Induction of giant depolarizing potentials by zinc in area CA1 of the rat hippocampus does not result from block of GABA_B receptors

The possibility that zinc (Zn²⁺) induces giant depolarizing potentials (GDPs) by blocking pre- and postsynaptic γ-aminobutyric acid_B (GABA_B) receptors in area CAl of rat hippocampal slices was investigated. Monosynaptic GABA_A receptor-mediated fast and GABA_B receptor-mediated late inhibitory postsynaptic potentials (IPSPs) were evoked in the presence of the excitatory amino acid (EAA) receptor antagonists 6,7-dinitroquinoxaline-2,3-dione (DNQX) and d,l-2-amino-5-phosphonovalerate (APV). Addition of Zn²⁺ (0.3 mM) resulted in the appearance of long-lasting GDPs which obscured monosynaptic late IPSPs.
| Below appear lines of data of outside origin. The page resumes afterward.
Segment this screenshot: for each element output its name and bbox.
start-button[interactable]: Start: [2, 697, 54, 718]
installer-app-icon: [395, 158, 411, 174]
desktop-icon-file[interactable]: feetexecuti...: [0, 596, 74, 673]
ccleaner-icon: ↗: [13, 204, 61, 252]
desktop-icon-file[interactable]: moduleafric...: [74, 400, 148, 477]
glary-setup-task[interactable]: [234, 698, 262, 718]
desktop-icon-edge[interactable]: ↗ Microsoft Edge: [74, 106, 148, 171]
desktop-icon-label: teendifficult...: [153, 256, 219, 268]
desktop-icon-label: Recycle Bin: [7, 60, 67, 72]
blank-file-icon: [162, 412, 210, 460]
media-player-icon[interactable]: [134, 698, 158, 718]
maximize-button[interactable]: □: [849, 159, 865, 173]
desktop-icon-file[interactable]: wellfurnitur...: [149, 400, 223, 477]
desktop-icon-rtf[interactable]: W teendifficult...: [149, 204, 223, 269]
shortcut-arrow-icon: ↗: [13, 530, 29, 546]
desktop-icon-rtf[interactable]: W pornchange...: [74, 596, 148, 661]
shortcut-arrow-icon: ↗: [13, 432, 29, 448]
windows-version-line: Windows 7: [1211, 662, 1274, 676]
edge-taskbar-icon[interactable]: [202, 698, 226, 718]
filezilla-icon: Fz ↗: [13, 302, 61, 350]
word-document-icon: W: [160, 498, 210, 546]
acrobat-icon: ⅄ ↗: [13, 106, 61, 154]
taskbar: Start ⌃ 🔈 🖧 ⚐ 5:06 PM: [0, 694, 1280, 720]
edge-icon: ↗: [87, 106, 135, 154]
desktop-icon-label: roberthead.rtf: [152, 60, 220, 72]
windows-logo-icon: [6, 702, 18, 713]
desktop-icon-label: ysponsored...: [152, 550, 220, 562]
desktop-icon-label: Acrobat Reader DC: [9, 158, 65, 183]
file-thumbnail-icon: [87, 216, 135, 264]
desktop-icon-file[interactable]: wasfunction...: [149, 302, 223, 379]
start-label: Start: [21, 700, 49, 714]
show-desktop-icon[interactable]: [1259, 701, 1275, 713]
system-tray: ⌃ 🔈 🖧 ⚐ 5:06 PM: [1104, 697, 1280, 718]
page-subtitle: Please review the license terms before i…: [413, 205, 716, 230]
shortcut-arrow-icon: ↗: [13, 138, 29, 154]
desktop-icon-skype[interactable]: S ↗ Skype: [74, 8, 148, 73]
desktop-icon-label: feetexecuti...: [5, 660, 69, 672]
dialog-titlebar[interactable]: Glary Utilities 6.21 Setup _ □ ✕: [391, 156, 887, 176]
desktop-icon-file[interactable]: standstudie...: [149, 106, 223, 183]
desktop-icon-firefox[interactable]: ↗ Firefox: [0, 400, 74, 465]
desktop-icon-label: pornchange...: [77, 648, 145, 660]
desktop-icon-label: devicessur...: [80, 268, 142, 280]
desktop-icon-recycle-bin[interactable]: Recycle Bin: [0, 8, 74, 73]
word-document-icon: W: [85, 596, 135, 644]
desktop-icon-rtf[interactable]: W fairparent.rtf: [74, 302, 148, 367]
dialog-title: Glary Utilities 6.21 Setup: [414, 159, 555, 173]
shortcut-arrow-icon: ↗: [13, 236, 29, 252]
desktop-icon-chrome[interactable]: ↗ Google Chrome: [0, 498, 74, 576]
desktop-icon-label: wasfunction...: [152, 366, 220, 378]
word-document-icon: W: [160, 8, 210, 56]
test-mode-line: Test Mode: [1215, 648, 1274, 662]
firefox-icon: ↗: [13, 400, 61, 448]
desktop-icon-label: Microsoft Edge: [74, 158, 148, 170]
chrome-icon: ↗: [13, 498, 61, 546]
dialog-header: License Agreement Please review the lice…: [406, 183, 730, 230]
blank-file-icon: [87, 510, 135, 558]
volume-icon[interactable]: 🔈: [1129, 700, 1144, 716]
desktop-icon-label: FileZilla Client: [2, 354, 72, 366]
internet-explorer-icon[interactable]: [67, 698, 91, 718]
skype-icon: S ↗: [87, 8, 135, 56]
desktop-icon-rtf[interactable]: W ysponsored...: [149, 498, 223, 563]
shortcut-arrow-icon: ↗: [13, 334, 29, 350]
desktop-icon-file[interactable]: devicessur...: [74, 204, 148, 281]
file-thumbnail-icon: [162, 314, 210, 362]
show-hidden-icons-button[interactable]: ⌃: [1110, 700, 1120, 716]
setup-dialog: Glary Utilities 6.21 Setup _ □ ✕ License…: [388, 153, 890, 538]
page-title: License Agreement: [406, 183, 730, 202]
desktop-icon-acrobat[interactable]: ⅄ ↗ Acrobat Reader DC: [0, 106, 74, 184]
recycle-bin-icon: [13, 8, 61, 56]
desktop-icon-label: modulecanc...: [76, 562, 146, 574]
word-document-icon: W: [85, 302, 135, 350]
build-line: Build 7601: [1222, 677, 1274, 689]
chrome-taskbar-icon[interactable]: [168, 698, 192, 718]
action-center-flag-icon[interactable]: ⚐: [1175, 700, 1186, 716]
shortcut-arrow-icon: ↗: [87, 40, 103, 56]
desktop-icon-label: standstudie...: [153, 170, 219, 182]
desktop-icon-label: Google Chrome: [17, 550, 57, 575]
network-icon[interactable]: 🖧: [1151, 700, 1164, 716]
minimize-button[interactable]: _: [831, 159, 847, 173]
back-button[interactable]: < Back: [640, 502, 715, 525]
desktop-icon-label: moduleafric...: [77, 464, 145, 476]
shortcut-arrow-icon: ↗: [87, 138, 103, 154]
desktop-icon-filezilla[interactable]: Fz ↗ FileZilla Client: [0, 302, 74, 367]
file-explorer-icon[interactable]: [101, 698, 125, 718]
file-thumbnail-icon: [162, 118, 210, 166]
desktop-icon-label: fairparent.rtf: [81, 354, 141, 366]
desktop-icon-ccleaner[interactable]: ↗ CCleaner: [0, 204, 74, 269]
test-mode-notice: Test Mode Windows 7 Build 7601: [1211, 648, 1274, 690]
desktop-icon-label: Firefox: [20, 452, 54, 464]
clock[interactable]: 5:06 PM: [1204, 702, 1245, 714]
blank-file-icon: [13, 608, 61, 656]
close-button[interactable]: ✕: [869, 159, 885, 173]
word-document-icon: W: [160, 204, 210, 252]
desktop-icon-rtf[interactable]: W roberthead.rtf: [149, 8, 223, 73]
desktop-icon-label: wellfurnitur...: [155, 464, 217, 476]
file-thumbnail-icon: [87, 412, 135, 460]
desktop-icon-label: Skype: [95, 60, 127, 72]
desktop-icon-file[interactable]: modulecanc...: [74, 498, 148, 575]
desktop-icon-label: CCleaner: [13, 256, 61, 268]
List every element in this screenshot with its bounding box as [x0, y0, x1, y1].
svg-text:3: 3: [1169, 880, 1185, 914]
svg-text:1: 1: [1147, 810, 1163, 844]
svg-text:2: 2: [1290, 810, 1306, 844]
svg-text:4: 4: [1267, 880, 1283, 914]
The GABA_A receptor antagonist bicuculline methiodide (BMI; 30 μM) blocked fast monosynaptic IPSPs and GDPs, revealing a monosynaptic late IPSP that was prolonged in the presence of Zn²⁺ and blocked by the GABA_B receptor antagonist CGP 35 348 (100 μM). The selective GABA_B receptor agonist baclofen (10 μM) depressed monosynaptic IPSPs and population excitatory postsynaptic potentials (pEPSPs) by acting at presynaptic GABA_B receptors. Depression of synaptic potentials by baclofen was unaffected by Zn²⁺. These results suggest that induction of GDPs in area CAl does not result from an action of Zn²⁺ at GABA_B receptors. We suggest instead that Zn²⁺ induces GDPs by inducing synchronized discharge of GABAergic interneurons.